In order to identify genes that were correlated with the ESR1 gene, mRNA in tumour samples from 104 women with ER+ve breast cancer were analysed. Gene expression data from publicly available normal and breast cancer datasets were used to validate findings, and the biological effects of relevant genes were investigated further by manipulating their expression in cell cultures.

The levels of three genes (C6ORF96, C6ORF97, and C6ORF211) were correlated with ESR1 expression both before and after treatment with oestrogen synthesis inhibitors. Investigation of the function of these genes showed that C6ORF211 promotes proliferation (growth) of cultured cells, and is correlated with proliferation in breast tumours, whereas C6ORF97 inhibits proliferation.

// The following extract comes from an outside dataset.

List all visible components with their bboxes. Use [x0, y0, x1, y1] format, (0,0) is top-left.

Although these genes are linked to the oestrogen receptor, their behavior is independent of it, suggesting that they may mediate or modify its biological effects. They may also act in conjunction with SNPs in this region to influence breast cancer risk; however, this has yet to be established. The exact biological relationship between ESR1 and these genes is yet to be discovered, but they could be potential targets for future therapies.

Breast cancer is the most common cancer in women in the UK and an understanding of the biological factors involved is important in directing existing treatments and developing new ones. This study identifies new factors that may play a role in the disease, but further work is needed to understand their exact role in breast cancer and their potential as targets for therapy.